These IIT graduates built a tech-enabled egg farming company, now sell 4M eggs a month



Abhishek Negi, Uttam Kumar, Aditya Singh, and Pankaj Pandey had settled into their professional lives after graduating from IIT-Kharagpur. 

However, around 2017, they decided to revisit their dream of pursuing entrepreneurship, which they had often discussed in their hostel and corridors of the IIT campus. 

They found their calling in the age-old dilemma, “Which came first: chicken, or the egg?” They dug up the archives of the Indian poultry market and saw a clear demand and supply gap. 

“At that time, about 70 percent of the production was happening in the southern part of the country, and more than 65 percent of the consumption was happening in north India,” Abhishek Negi tells SMBStory.

In fact, there were other factors too — a low protein index, unhygienic practices of producing eggs, and lack of formal players in the market. 

This compelled Abhishek to partner with his IIT friends — Uttam, Aditya, and Pankaj — to dive into the fragmented egg farming sector and launch Eggoz in 2017. 

After spending a full year doing research, figuring out the operation, and business model, in 2018, the co-founders set up their poultry farm in Bihar. 

They infused money from personal savings and raised seed funding from Tracxn Labs and angel investors, including Narendra Sankar, Sunil Mishra, and a few others, to continue with their business. 

Today, Eggoz manufactures and sells brown, white, and Nutra eggs. The cost of these eggs start from Rs 75 for 330 grams and go up to Rs 400 for 1.65 kg.

The company claims to have clocked Rs 7.6 crore revenue in FY20 and Rs 12 crore in FY21.



Leveraging technology

Providing livelihood to about 58 percent of people in India, the agricultural sector is one of the highest contributors to employment generation in the country. 

However, traditional conservative approaches and lack of innovation have, over the years, slowed down the sector from growing at a faster pace. 

This is where new-age businesses like Eggoz, Ninjacart, DeHaat, Bijak, and Samunnati enable the ecosystem with technology and help uplift it. 

The company built a simple, easy-to-use, and vernacular app for the farmers, which helps them enter data related to their farms.
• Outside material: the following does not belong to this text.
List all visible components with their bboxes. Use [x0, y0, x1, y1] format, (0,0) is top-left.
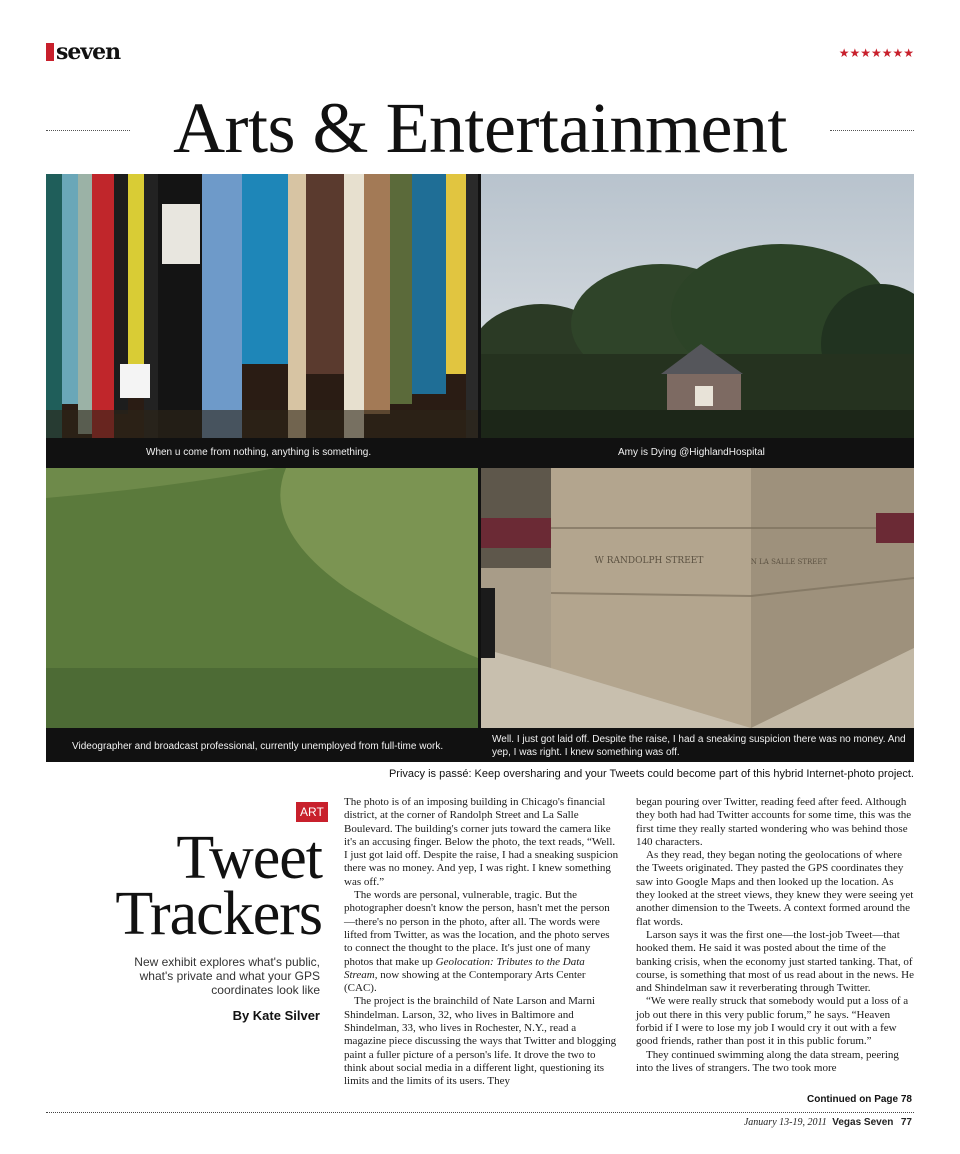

The app also helps farmers to interact with doctors and get guidance on chicks that are sick or infected.

Eggoz also installed IoT devices in the fields, which are used for measuring several parameters, including humidity, temperature, ammonia concentration, and more. 

“Real-time visibility of environmental parameters is very important when it comes to creating an impact in getting quality input,” Abhishek says.

Speaking on how technology has made operations seamless, he emphasises, “When the farmer is productive, his chicks, too, will be healthy. Additionally, the shell and yolk would be thick and proper nutrition can be imparted.” 

He claims that Eggoz has helped in increasing the farmers’ income by 50 percent and rising. 

Once the eggs are ready, they are UV sanitised in the units, packed, stamped, and sent for selling. The logistics are tracked end-to-end by the in-house software, which has enabled the Eggoz to track the movement of every egg at every stage and even trace the chick that produces it. 

Today, the company is selling about four million eggs every month through 3,000 retail touchpoints. 

Challenges

Abhishek says putting together this complex system was not easy for the company. One of the biggest challenges was venturing into unfamiliar territory. 

Abhishek shares that all of them shifted to Bihar and started working from scratch. “We did not know the industry!” he exclaims. 

From deploying chickens to convincing farmers to work with a small company, which was unknown or unheard of, to the stage of selling the eggs in the market — the four co-founders worked industriously on everything.

Advancing with D2C model

Eggoz joined the bandwagon of online selling like several other businesses amidst the pandemic. It even launched its website as part of the direct-to-consumer (D2C) business to deliver eggs at the doorstep of its customers. 

While Abhishek declined to share the number of orders Eggoz has serviced to date, he says the company runs a subscription-based model. 

Going forward, Eggoz — which is operating in Allahabad, Madhya Pradesh, Indore, Bhopal, Delhi-NCR, and several other northern regions of India — wants to establish its presence nationwide using offline and online channels.

The brand is targeting revenue worth Rs 25 crore for FY22, and Abhishek adds that the D2C business will play a role in helping the company accomplish the same.